Posted Feb 4, 2005 9:09 UTC (Fri) by chohman (guest, #5519) [Link]

Yes, this isn't a new attack. On the other hand, most of the new worm/virus emailers I've seen warnings for for the last year plus have carried their own SMTP engine, which implies they weren't relaying through the ISP, but going direct when they could. The direct route has obvious scaleability benefits for the spammers.

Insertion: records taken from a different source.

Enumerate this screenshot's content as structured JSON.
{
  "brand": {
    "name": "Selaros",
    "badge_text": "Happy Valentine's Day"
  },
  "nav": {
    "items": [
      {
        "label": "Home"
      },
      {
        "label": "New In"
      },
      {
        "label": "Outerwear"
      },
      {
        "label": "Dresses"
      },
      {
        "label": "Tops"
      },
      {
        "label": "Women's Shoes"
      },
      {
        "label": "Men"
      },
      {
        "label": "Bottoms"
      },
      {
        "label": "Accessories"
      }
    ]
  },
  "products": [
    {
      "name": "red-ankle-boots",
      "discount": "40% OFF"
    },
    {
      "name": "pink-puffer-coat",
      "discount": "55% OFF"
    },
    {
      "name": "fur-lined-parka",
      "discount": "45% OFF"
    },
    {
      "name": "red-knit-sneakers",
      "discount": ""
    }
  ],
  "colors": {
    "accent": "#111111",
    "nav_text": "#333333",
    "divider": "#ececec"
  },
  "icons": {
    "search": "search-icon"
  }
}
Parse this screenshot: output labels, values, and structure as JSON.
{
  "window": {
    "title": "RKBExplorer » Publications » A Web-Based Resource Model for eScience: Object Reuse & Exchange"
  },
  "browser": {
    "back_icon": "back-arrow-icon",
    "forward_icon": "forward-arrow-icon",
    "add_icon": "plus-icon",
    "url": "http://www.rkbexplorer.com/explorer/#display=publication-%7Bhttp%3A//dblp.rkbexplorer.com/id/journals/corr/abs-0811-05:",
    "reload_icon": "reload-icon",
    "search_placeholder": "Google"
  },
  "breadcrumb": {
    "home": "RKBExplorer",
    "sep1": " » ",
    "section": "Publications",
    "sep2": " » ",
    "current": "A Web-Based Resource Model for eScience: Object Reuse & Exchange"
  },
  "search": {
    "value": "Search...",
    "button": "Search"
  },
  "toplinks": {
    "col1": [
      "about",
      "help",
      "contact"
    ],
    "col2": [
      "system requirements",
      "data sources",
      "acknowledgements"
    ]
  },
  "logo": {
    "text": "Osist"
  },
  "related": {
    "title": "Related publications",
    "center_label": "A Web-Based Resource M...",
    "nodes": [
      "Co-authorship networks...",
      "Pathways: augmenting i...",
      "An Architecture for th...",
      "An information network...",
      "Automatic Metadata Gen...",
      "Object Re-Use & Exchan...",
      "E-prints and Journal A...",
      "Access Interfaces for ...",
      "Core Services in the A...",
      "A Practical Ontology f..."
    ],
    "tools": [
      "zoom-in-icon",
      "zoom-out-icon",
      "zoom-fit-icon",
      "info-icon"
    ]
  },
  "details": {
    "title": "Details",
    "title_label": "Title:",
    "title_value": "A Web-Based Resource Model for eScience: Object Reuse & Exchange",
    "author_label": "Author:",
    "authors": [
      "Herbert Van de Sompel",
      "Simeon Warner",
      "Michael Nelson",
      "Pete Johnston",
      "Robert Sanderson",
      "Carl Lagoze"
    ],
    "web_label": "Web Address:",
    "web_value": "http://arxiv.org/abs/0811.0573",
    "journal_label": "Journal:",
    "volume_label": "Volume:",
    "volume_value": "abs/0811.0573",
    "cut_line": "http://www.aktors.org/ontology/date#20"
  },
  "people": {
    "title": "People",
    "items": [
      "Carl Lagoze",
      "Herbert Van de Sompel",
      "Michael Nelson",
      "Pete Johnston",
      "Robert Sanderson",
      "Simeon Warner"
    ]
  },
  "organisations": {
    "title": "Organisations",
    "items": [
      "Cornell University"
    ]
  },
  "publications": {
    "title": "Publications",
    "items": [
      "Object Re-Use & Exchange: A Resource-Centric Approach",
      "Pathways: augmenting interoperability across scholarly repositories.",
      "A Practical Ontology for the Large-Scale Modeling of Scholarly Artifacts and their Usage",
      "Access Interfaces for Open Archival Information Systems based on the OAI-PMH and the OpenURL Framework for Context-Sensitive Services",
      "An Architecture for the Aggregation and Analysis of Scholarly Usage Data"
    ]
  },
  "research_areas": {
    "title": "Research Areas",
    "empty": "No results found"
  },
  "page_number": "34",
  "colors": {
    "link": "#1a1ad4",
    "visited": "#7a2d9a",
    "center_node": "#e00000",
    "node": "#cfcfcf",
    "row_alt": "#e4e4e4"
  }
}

The point of the article is that a group who monitors such things is seeing (or perhaps predicting) a traffic surge from spam zombies relaying via the ISP instead as the spammers act to circumvent the prevention measure of filtering by mail source address.

Indeed, ISPs who don't want to lose their servers under the load will have to take action, as a serious zombie infection among their users will dDOS them. I can't shake the feeling this is going to get messy. Hey, my ISP's mail server was down yesterday morning ...

port 25 should only be for local ISP relayed mail

Posted Feb 4, 2005 17:29 UTC (Fri) by copsewood (subscriber, #199) [Link]

> And then you get ISP's that routinely hijack port 25
> (hello Wanadoo) so all mail is *forced* via the ISP's
> server so they can filter it.

This approach doesn't force all mail to go via the ISP's server. Other legitimate outgoing mail should go out through webmail or through port 587 to an authenticating MTA not under the ISPs control.